ECLI:NL:CRVB:2020:3026
Centrale Raad van Beroep
- Hoger beroep
- Rechtspraak.nl
Afwijzing aanvraag woningaanpassing op grond van de Wet maatschappelijke ondersteuning 2015
In deze zaak gaat het om een hoger beroep van appellanten tegen de uitspraak van de rechtbank Gelderland, die op 12 november 2019 het beroep tegen het besluit van het college van burgemeester en wethouders van Barneveld ongegrond verklaarde. Appellanten hadden op 12 juni 2018 een aanvraag ingediend voor een woningaanpassing in de vorm van een aanbouw op de begane grond. Het college heeft deze aanvraag afgewezen en in plaats daarvan een traplift en postoel in bruikleen aangeboden, wat volgens hen de goedkoopste adequate oplossing was voor hun beperkingen.
De rechtbank oordeelde dat er geen reden was om te twijfelen aan het standpunt van het college. De rechtbank vond dat de beperkingen van appellanten voldoende waren gecompenseerd met de traplift en postoel, en dat het gebruik van een postoel voor toiletbezoek van hen kon worden gevergd.
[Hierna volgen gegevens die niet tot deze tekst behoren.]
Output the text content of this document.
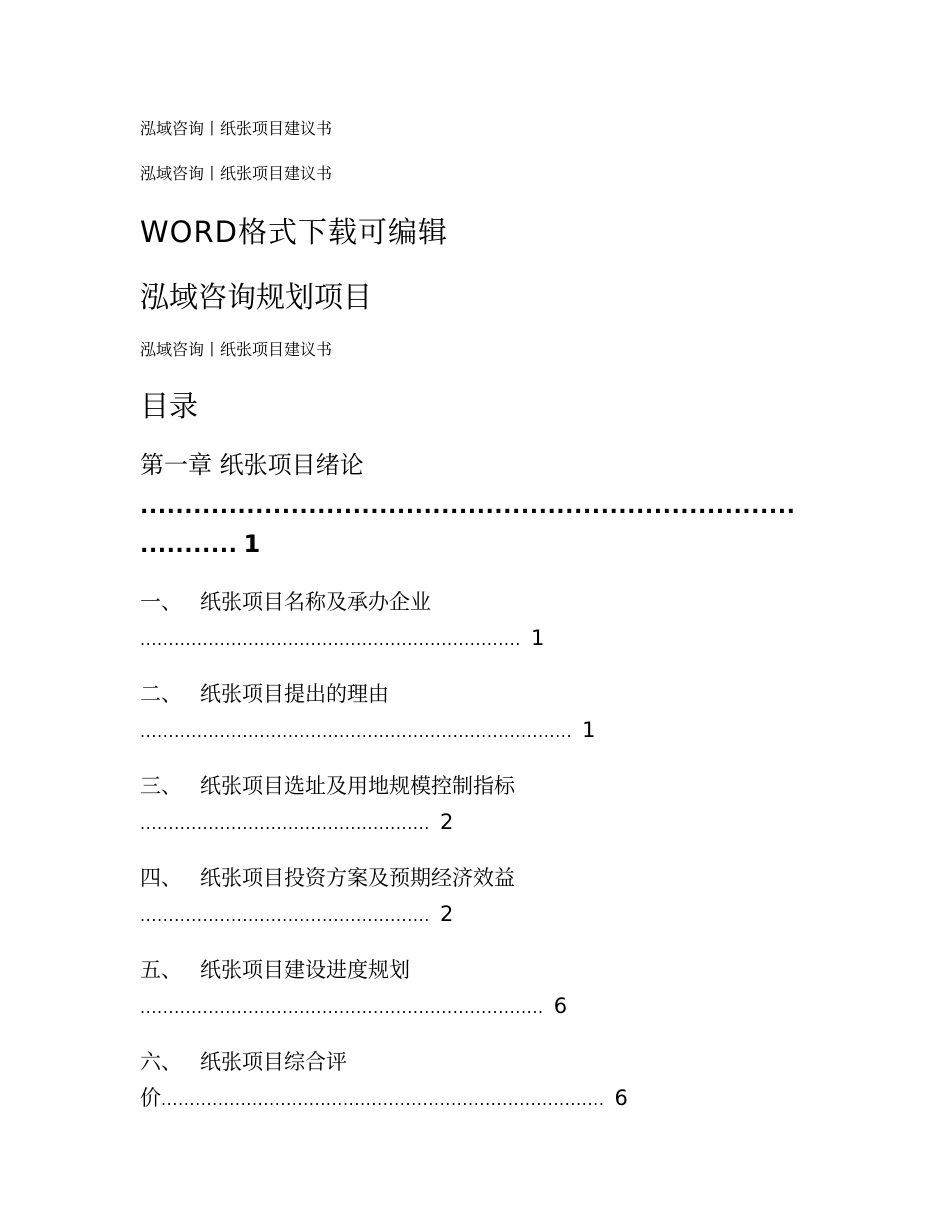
泓域咨询丨纸张项目建议书
泓域咨询丨纸张项目建议书
WORD格式下载可编辑
泓域咨询规划项目
泓域咨询丨纸张项目建议书
目录
第一章 纸张项目绪论
..........................................................................
........... 1
一、 纸张项目名称及承办企业
................................................................... 1
二、 纸张项目提出的理由
............................................................................ 1
三、 纸张项目选址及用地规模控制指标
................................................... 2
四、 纸张项目投资方案及预期经济效益
................................................... 2
五、 纸张项目建设进度规划
....................................................................... 6
六、 纸张项目综合评
价.............................................................................. 6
Appellanten voerden aan dat het college ongelijk had gehandeld door in een vergelijkbare situatie een aanbouw toe te kennen aan andere bewoners, maar de rechtbank oordeelde dat de technologische ontwikkelingen sindsdien het mogelijk maakten om een traplift te plaatsen in hun woning.
In hoger beroep herhaalden appellanten hun argumenten, maar de Centrale Raad van Beroep bevestigde de uitspraak van de rechtbank. De Raad oordeelde dat het beroep op het gelijkheidsbeginsel niet slaagde, omdat de omstandigheden in het verleden niet relevant waren voor de huidige situatie. De Raad concludeerde dat het hoger beroep niet slaagde en bevestigde de eerdere uitspraak van de rechtbank.